Jewish visitors and hikers who visited Har Sinai over the years would bring some of these stones back to Europe with them, and traveled to different communities and Gedolei Torah to show the stones to them.

The first written testimony that we have about the Sinai stones and the sneh imprint is attributed to a member of the Barcelona community during the time of the Rishonim, from the Ben Chisdai family, who traveled to the Holy Land and visited Har Sinai. He took some of these stones back home, where he gave one to the Chacham Rabi Moshe Hanervoni. Rabi Shem Tov Efudi, who lived about 750 years ago, wrote in his commentary on the Rambam’s Moreh Nevuchim: “And Rabi Moshe Nervoni said: Know that it is said of Har Sinai that the stones there have a drawing of a sneh, which is why it was called ‘Sinai,’ because Hashem appeared to Moshe in the sneh… And I marveled at this and was very happy about it.”
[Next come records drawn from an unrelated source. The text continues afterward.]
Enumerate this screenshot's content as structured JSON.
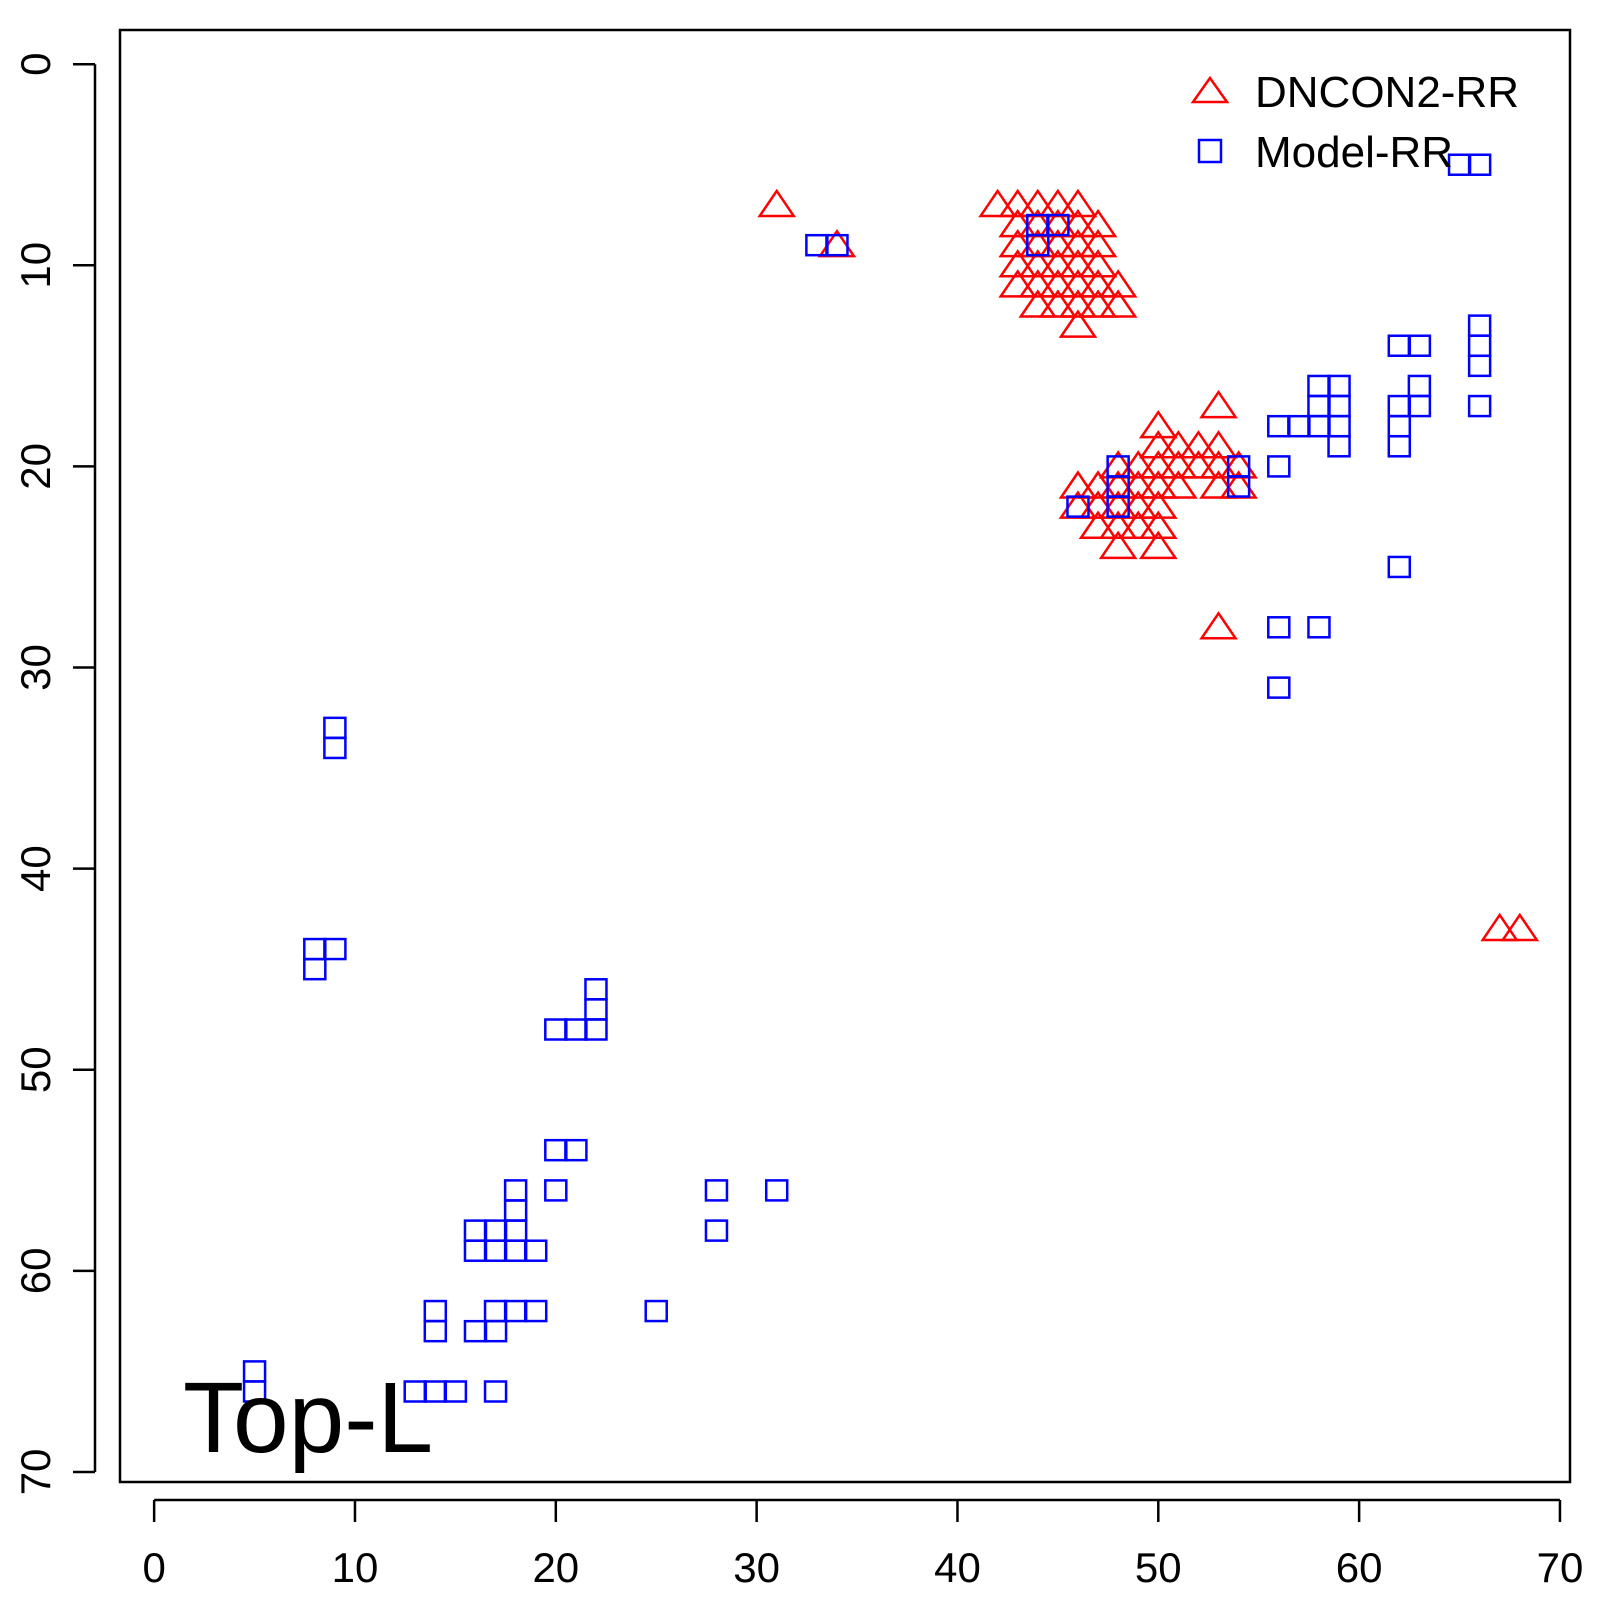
{
  "chart_data": {
    "type": "scatter",
    "title": "",
    "xlabel": "",
    "ylabel": "",
    "xlim": [
      -1.7,
      70.5
    ],
    "ylim": [
      -1.7,
      70.5
    ],
    "y_reversed": true,
    "x_ticks": [
      "0",
      "10",
      "20",
      "30",
      "40",
      "50",
      "60",
      "70"
    ],
    "y_ticks": [
      "0",
      "10",
      "20",
      "30",
      "40",
      "50",
      "60",
      "70"
    ],
    "annotation": "Top-L",
    "legend_position": "top-right",
    "series": [
      {
        "name": "DNCON2-RR",
        "marker": "triangle",
        "color": "#ff0000",
        "points": [
          [
            31,
            7
          ],
          [
            34,
            9
          ],
          [
            42,
            7
          ],
          [
            43,
            7
          ],
          [
            44,
            7
          ],
          [
            45,
            7
          ],
          [
            46,
            7
          ],
          [
            43,
            8
          ],
          [
            44,
            8
          ],
          [
            45,
            8
          ],
          [
            46,
            8
          ],
          [
            47,
            8
          ],
          [
            43,
            9
          ],
          [
            44,
            9
          ],
          [
            45,
            9
          ],
          [
            46,
            9
          ],
          [
            47,
            9
          ],
          [
            43,
            10
          ],
          [
            44,
            10
          ],
          [
            45,
            10
          ],
          [
            46,
            10
          ],
          [
            47,
            10
          ],
          [
            43,
            11
          ],
          [
            44,
            11
          ],
          [
            45,
            11
          ],
          [
            46,
            11
          ],
          [
            47,
            11
          ],
          [
            48,
            11
          ],
          [
            44,
            12
          ],
          [
            45,
            12
          ],
          [
            46,
            12
          ],
          [
            47,
            12
          ],
          [
            48,
            12
          ],
          [
            46,
            13
          ],
          [
            53,
            17
          ],
          [
            50,
            18
          ],
          [
            50,
            19
          ],
          [
            51,
            19
          ],
          [
            52,
            19
          ],
          [
            53,
            19
          ],
          [
            48,
            20
          ],
          [
            49,
            20
          ],
          [
            50,
            20
          ],
          [
            51,
            20
          ],
          [
            52,
            20
          ],
          [
            53,
            20
          ],
          [
            54,
            20
          ],
          [
            46,
            21
          ],
          [
            47,
            21
          ],
          [
            48,
            21
          ],
          [
            49,
            21
          ],
          [
            50,
            21
          ],
          [
            51,
            21
          ],
          [
            53,
            21
          ],
          [
            54,
            21
          ],
          [
            46,
            22
          ],
          [
            47,
            22
          ],
          [
            48,
            22
          ],
          [
            49,
            22
          ],
          [
            50,
            22
          ],
          [
            47,
            23
          ],
          [
            48,
            23
          ],
          [
            49,
            23
          ],
          [
            50,
            23
          ],
          [
            48,
            24
          ],
          [
            50,
            24
          ],
          [
            53,
            28
          ],
          [
            67,
            43
          ],
          [
            68,
            43
          ]
        ]
      },
      {
        "name": "Model-RR",
        "marker": "square",
        "color": "#0000ff",
        "points": [
          [
            65,
            5
          ],
          [
            66,
            5
          ],
          [
            44,
            8
          ],
          [
            45,
            8
          ],
          [
            44,
            9
          ],
          [
            33,
            9
          ],
          [
            34,
            9
          ],
          [
            66,
            13
          ],
          [
            62,
            14
          ],
          [
            63,
            14
          ],
          [
            66,
            14
          ],
          [
            66,
            15
          ],
          [
            58,
            16
          ],
          [
            59,
            16
          ],
          [
            63,
            16
          ],
          [
            58,
            17
          ],
          [
            59,
            17
          ],
          [
            62,
            17
          ],
          [
            63,
            17
          ],
          [
            66,
            17
          ],
          [
            56,
            18
          ],
          [
            57,
            18
          ],
          [
            58,
            18
          ],
          [
            59,
            18
          ],
          [
            62,
            18
          ],
          [
            59,
            19
          ],
          [
            62,
            19
          ],
          [
            48,
            20
          ],
          [
            54,
            20
          ],
          [
            56,
            20
          ],
          [
            48,
            21
          ],
          [
            54,
            21
          ],
          [
            46,
            22
          ],
          [
            48,
            22
          ],
          [
            62,
            25
          ],
          [
            56,
            28
          ],
          [
            58,
            28
          ],
          [
            56,
            31
          ],
          [
            9,
            33
          ],
          [
            9,
            34
          ],
          [
            8,
            44
          ],
          [
            9,
            44
          ],
          [
            8,
            45
          ],
          [
            22,
            46
          ],
          [
            22,
            47
          ],
          [
            20,
            48
          ],
          [
            21,
            48
          ],
          [
            22,
            48
          ],
          [
            20,
            54
          ],
          [
            21,
            54
          ],
          [
            18,
            56
          ],
          [
            20,
            56
          ],
          [
            28,
            56
          ],
          [
            31,
            56
          ],
          [
            18,
            57
          ],
          [
            16,
            58
          ],
          [
            17,
            58
          ],
          [
            18,
            58
          ],
          [
            28,
            58
          ],
          [
            16,
            59
          ],
          [
            17,
            59
          ],
          [
            18,
            59
          ],
          [
            19,
            59
          ],
          [
            14,
            62
          ],
          [
            17,
            62
          ],
          [
            18,
            62
          ],
          [
            19,
            62
          ],
          [
            25,
            62
          ],
          [
            14,
            63
          ],
          [
            16,
            63
          ],
          [
            17,
            63
          ],
          [
            5,
            65
          ],
          [
            5,
            66
          ],
          [
            13,
            66
          ],
          [
            14,
            66
          ],
          [
            15,
            66
          ],
          [
            17,
            66
          ]
        ]
      }
    ]
  }
}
The Megaleh Amukos, who lived about 450 years ago in Cracow, cites this, as does Harav Yaakov Emden in his sefer Migdal Oz.

Harav Dovid Shlomo Eibschutz, zt”l, the Levushei Serad, who lived in Tzfas 200 years ago, explains the secrets of this wonder in his sefer Arvei Nachal. He explains the connection between the sneh and the virtues of Har Sinai and Moshe Rabbeinu: Moshe was the humblest of all men. Likewise, Har Sinai was the lowest and humblest of the mountains, and that is why the Torah was given upon it. The sneh is the lowest of all trees — a thornbush — to teach us that the Torah is only fulfilled with one whose spirit is humble.

Harav Meir Mazuz, shlita, brings a scientific explanation for the phenomenon, citing a French geologist who explained that at Mattan Torah, the heat of the fire turned the stones to liquid. That is what the passuk means when it says, “Harim nazlu mipnei Hashem zeh Sinai.” When the stones became liquid, the sneh that grew on the mountain was swallowed by the stones and was thus imprinted there.